Yemek yiyen kişinin niyeti, iyilik ve takva için güç kazanmak, bununla Mevlâ’ya daha iyi hizmet ve ibadet edebilmek için destek elde etmek olmalıdır. Edepleri ise şunlardır :
Nimetleri elde etmesine bir takım vesileler sebep olsa da, nimetin gerçek sahibinin, hiçbir işte ortağı bulunmayan Allahu Teala olduğunu bilmek; verdiği nimetlerden dolayı, yaratılmışlara değil, Allahu Teala’ya şükredilmesi gerektiğine inanmak.
Az yemeyi çok yemeye, kanaati hırsa, edeple yemeyi açgözlülüğe tercih etmek ve az yemeğe rıza göstermek.
Yemekten önce ve sonra elleri yıkamak.
Yemeğe besmele ile başlamak ve hamd ederek bitirmek.
Yemeği sağ elle yemek.Yemeğe tuz ile başlayıp yine tuz ile bitirmek.
Yemeği kötülememek ve bir kusur bulmamak; beğendiğini yemek, beğenmediğini yememek.Kısmetine düşen yemeğe kanaat etmek ve mevcut rızka rızâ göstermek.
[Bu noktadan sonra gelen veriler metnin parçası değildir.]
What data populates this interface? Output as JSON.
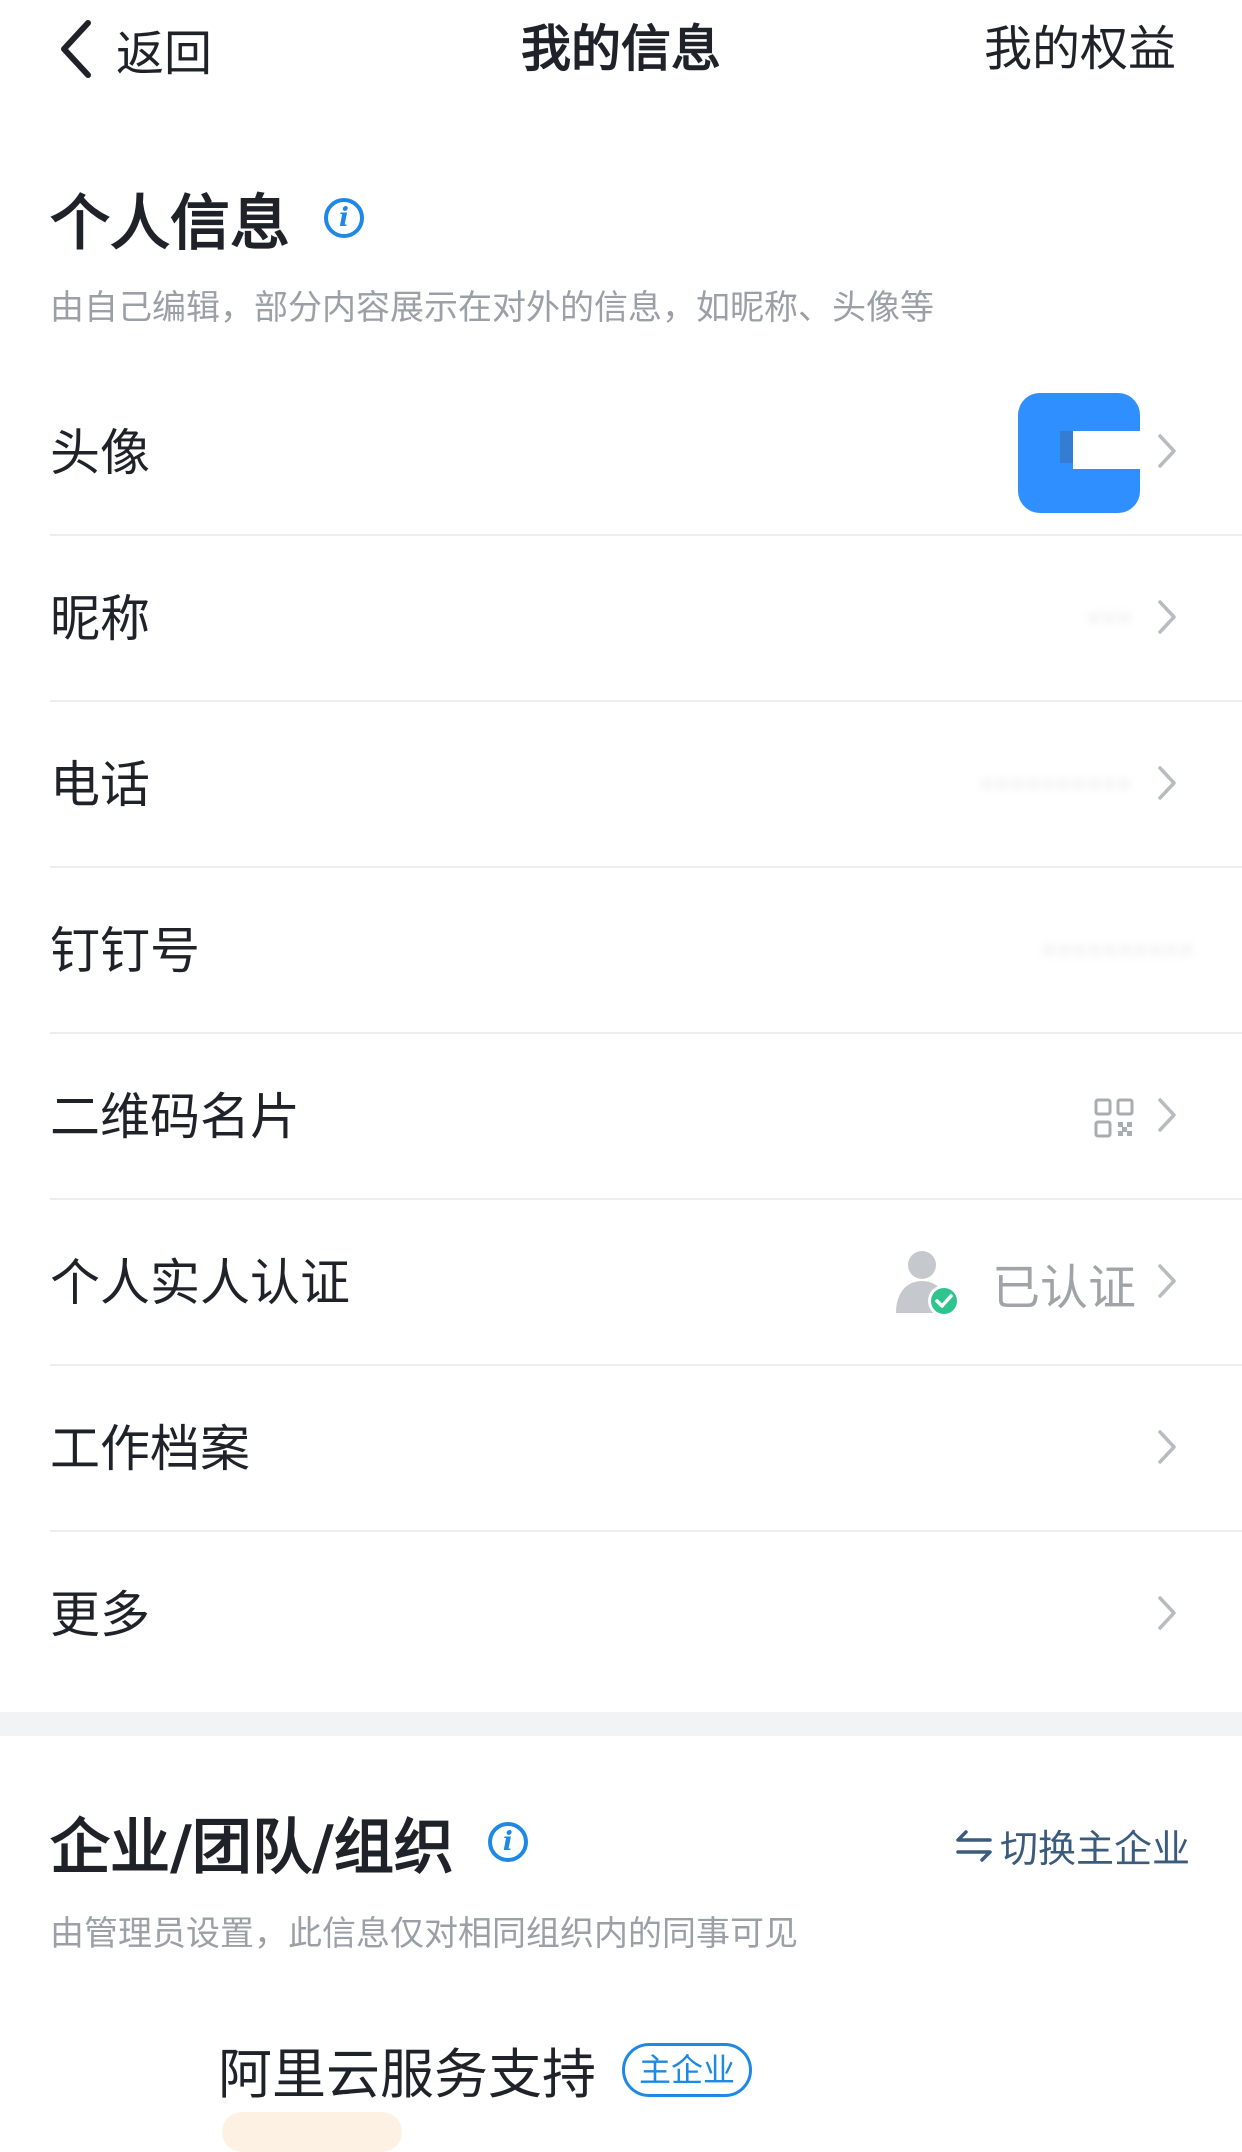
{
  "nav": {
    "back_label": "返回",
    "title": "我的信息",
    "right_label": "我的权益"
  },
  "personal": {
    "title": "个人信息",
    "subtitle": "由自己编辑，部分内容展示在对外的信息，如昵称、头像等",
    "rows": [
      {
        "label": "头像"
      },
      {
        "label": "昵称",
        "value": "···"
      },
      {
        "label": "电话",
        "value": "··········"
      },
      {
        "label": "钉钉号",
        "value": "··········"
      },
      {
        "label": "二维码名片"
      },
      {
        "label": "个人实人认证",
        "value": "已认证"
      },
      {
        "label": "工作档案"
      },
      {
        "label": "更多"
      }
    ]
  },
  "org": {
    "title": "企业/团队/组织",
    "subtitle": "由管理员设置，此信息仅对相同组织内的同事可见",
    "switch_label": "切换主企业",
    "company": "阿里云服务支持",
    "badge": "主企业"
  },
  "colors": {
    "accent": "#1e88e5",
    "avatar_bg": "#2f8fff",
    "verified_green": "#2fc48d",
    "muted_text": "#9aa0a6"
  },
  "icons": [
    "back-arrow-icon",
    "info-icon",
    "chevron-right-icon",
    "qr-code-icon",
    "person-verified-icon",
    "switch-arrows-icon"
  ]
}
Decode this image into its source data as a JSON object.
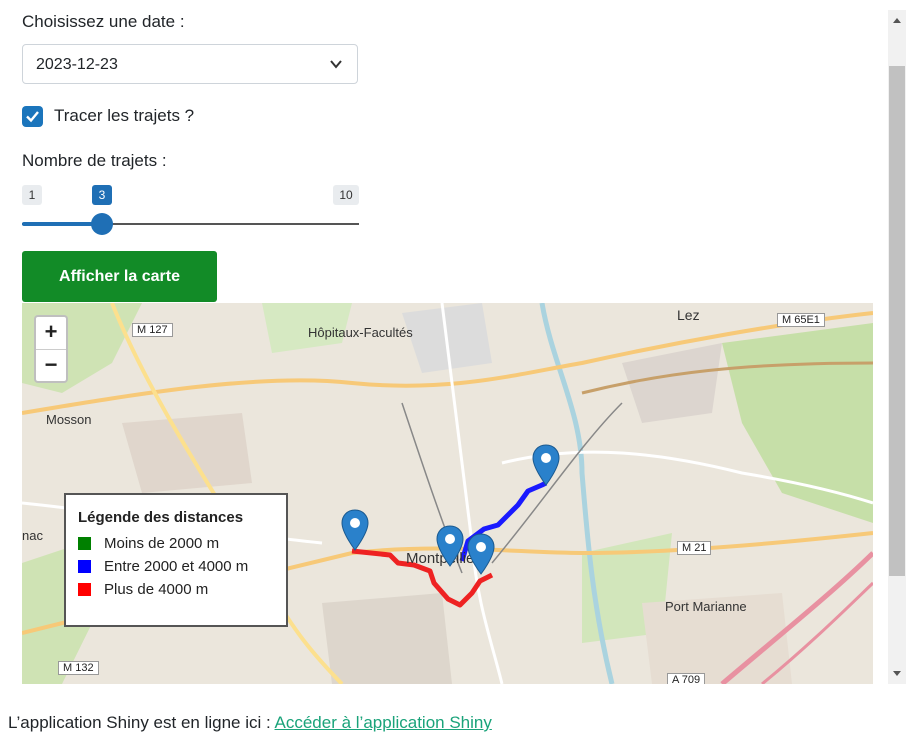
{
  "form": {
    "date_label": "Choisissez une date :",
    "date_value": "2023-12-23",
    "checkbox_label": "Tracer les trajets ?",
    "checkbox_checked": true,
    "slider_label": "Nombre de trajets :",
    "slider_min": "1",
    "slider_max": "10",
    "slider_value": "3",
    "button_label": "Afficher la carte"
  },
  "map": {
    "zoom_in": "+",
    "zoom_out": "−",
    "place_labels": [
      "Hôpitaux-Facultés",
      "Lez",
      "Mosson",
      "Montpellier",
      "Port Marianne",
      "nac"
    ],
    "road_labels": [
      "M 127",
      "M 65E1",
      "M 21",
      "M 132",
      "A 709"
    ],
    "legend": {
      "title": "Légende des distances",
      "items": [
        {
          "label": "Moins de 2000 m",
          "color": "#008000"
        },
        {
          "label": "Entre 2000 et 4000 m",
          "color": "#0000ff"
        },
        {
          "label": "Plus de 4000 m",
          "color": "#ff0000"
        }
      ]
    },
    "route_colors": {
      "blue": "#1a1aff",
      "red": "#ee2222"
    },
    "marker_color": "#2a81cb"
  },
  "footer": {
    "text": "L’application Shiny est en ligne ici : ",
    "link": "Accéder à l’application Shiny"
  }
}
Sofraya uzanan ellerin sayısının mümkün olduğunca çok olmasını sağlamak. Zira Hadis-i Şerif’te “Yemeklerinizi toplu hâlde yeyin ki bereketli olsun” buyurulmuştur. (Buhari)
Lokmaları mümkün olduğunca küçük almak ve iyice çiğnemek. Yemek yiyenlerin yüzlerine bakmamak ve ne kadar yediklerini araştırmamak. Sol ayağını yatırıp üstüne oturmak ve sağ bacağını dik tutmak. Yaslanarak veya uzanarak yemek yememek.
Yemeğe ilk başlayan kişi olmamak. Böylece ilk olarak ev sahibinin başlamasını, sonra sırasıyla büyükten küçüğe doğru diğerlerinin başlamasını beklemek. Ancak kişi, diğer insanların kendisine uydukları bir önder ise, o insanların kendisine uyarak yemeleri için; yahut sofradakiler yemeğe başlamaya sıkılıyorlarsa, onları sıkılganlıktan kurtarmak için ilk olarak yemeğe başlayabilir.
Yemeği acıkmadan yememek ve midesini tam olarak doldurmadan sofradan kalkmak. Bunun miktarı ise, midenin üçte biri veya yarısı kadar yemektir.